Construction Employment Dips In January Despite Record Rise In Wages, Falling Unemployment As Quest For Workers Intensifies Among Industries
Contractors Association Prepares Updated Construction Inflation Alert as Tight Labor Market, Soaring Materials Costs, and Supply Chain Disruptions Threaten to Delay Projects and Undercut Further Job Gains
Construction employment dipped by 5,000 jobs between December and January even though hourly pay rose at a record pace in the past year, according to an analysis by the Associated General Contractors of America of government data released today. Association officials said future job gains are at risk from several factors that are slowing projects, as detailed in the Construction Inflation Alert that it will post on February 7.
“Contractors are struggling to fill positions as potential workers opt out of the labor market or choose other industries,” said Ken Simonson, the association’s chief economist. “In addition, soaring materials costs and unpredictable delivery times are delaying projects and holding back employment gains.”
Simonson noted that average hourly earnings in the construction industry increased 5.1 percent from January 2021 to last month–the steepest 12-month increase in the 15-year history of the series. The industry average of $33.80 per hour exceeded the private sector average by nearly 7 percent. However, competition for workers has intensified as other industries have hiked starting pay and offered working conditions that are not possible in construction, such as flexible hours or work from home.

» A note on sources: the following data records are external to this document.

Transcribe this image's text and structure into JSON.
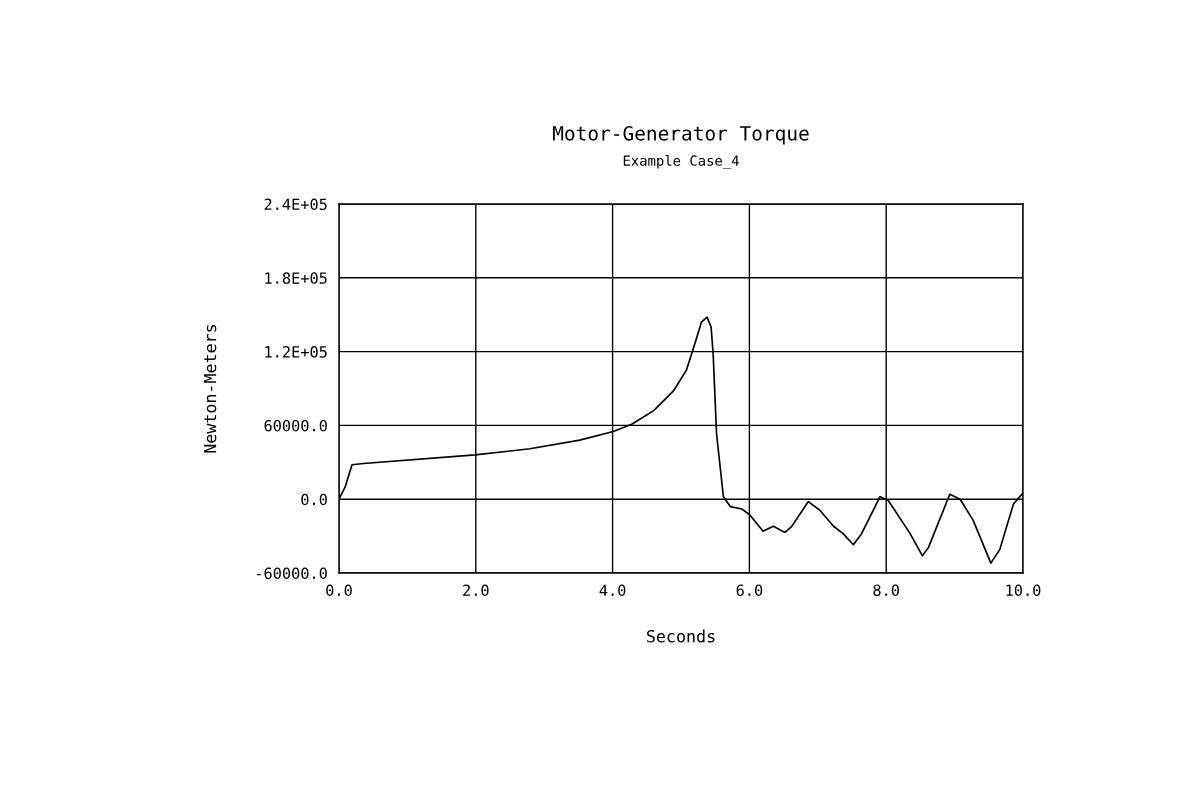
{
  "chart_data": {
    "type": "line",
    "title": "Motor-Generator Torque",
    "subtitle": "Example Case_4",
    "xlabel": "Seconds",
    "ylabel": "Newton-Meters",
    "xlim": [
      0,
      10
    ],
    "ylim": [
      -60000,
      240000
    ],
    "xticks": [
      {
        "value": 0,
        "label": "0.0"
      },
      {
        "value": 2,
        "label": "2.0"
      },
      {
        "value": 4,
        "label": "4.0"
      },
      {
        "value": 6,
        "label": "6.0"
      },
      {
        "value": 8,
        "label": "8.0"
      },
      {
        "value": 10,
        "label": "10.0"
      }
    ],
    "yticks": [
      {
        "value": -60000,
        "label": "-60000.0"
      },
      {
        "value": 0,
        "label": "0.0"
      },
      {
        "value": 60000,
        "label": "60000.0"
      },
      {
        "value": 120000,
        "label": "1.2E+05"
      },
      {
        "value": 180000,
        "label": "1.8E+05"
      },
      {
        "value": 240000,
        "label": "2.4E+05"
      }
    ],
    "grid": true,
    "marker": "none",
    "line_style": "solid",
    "series": [
      {
        "color": "#000000",
        "x": [
          0,
          0.09,
          0.19,
          0.36,
          1.99,
          2.79,
          3.52,
          4.01,
          4.28,
          4.6,
          4.89,
          5.08,
          5.2,
          5.3,
          5.38,
          5.44,
          5.47,
          5.52,
          5.62,
          5.72,
          5.89,
          6.01,
          6.2,
          6.35,
          6.52,
          6.62,
          6.86,
          7.03,
          7.23,
          7.37,
          7.52,
          7.64,
          7.91,
          8.03,
          8.35,
          8.53,
          8.62,
          8.93,
          9.08,
          9.27,
          9.53,
          9.66,
          9.86,
          10.0
        ],
        "values": [
          0,
          10000,
          28000,
          29000,
          36000,
          41000,
          48000,
          55000,
          61000,
          72000,
          88000,
          105000,
          126000,
          144000,
          148000,
          140000,
          118000,
          53000,
          2000,
          -6000,
          -8000,
          -13000,
          -26000,
          -22000,
          -27000,
          -22000,
          -2000,
          -9000,
          -22000,
          -28000,
          -37000,
          -28000,
          2000,
          -1000,
          -28000,
          -46000,
          -39000,
          4000,
          0,
          -17000,
          -52000,
          -41000,
          -4000,
          5000
        ]
      }
    ]
  }
}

Since January 2021 the industry has added 163,000 employees despite the decline last month. But the number of unemployed jobseekers among former construction workers shrank by 229,000 over that time, indicating workers are leaving the workforce altogether or taking jobs in other sectors, Simonson added.
Construction employment totaled 7,523,000 last month, which was 101,000 jobs or 1.3 percent less than in pre-pandemic peak month of February 2020. However, the totals mask large differences between residential and nonresidential segments of the industry, Simonson said.
Nonresidential construction firms–general building contractors, specialty trade contractors, and heavy and civil engineering construction firms–lost 9,000 employees in January. Nonresidential employment remains 213,000 below the pre-pandemic peak set in February 2020. In contrast, employment in residential construction–comprising homebuilding and remodeling firms–edged up by 4,400 jobs in January and topped the February 2020 level by 112,000.
Association officials said the Construction Hiring and Business Outlook survey that it released in January showed most contractors expect to add employees in 2022 but overwhelmingly find it difficult to find qualified workers. The association will shortly post an updated Construction Inflation Alert to inform owners, officials, and others about the challenges the industry is experiencing with employment, materials costs, and delays.
“Construction firms are struggling to find workers to hire even as they are being forced to cope with rising materials prices and ongoing supply chain disruptions,” said Stephen E. Sandherr, the association’s chief executive officer. “But instead of addressing those challenges, the Biden administration is adding to these problems with a new executive order that will inflate the cost of construction, discriminate against most workers and undermine the collective bargaining process.”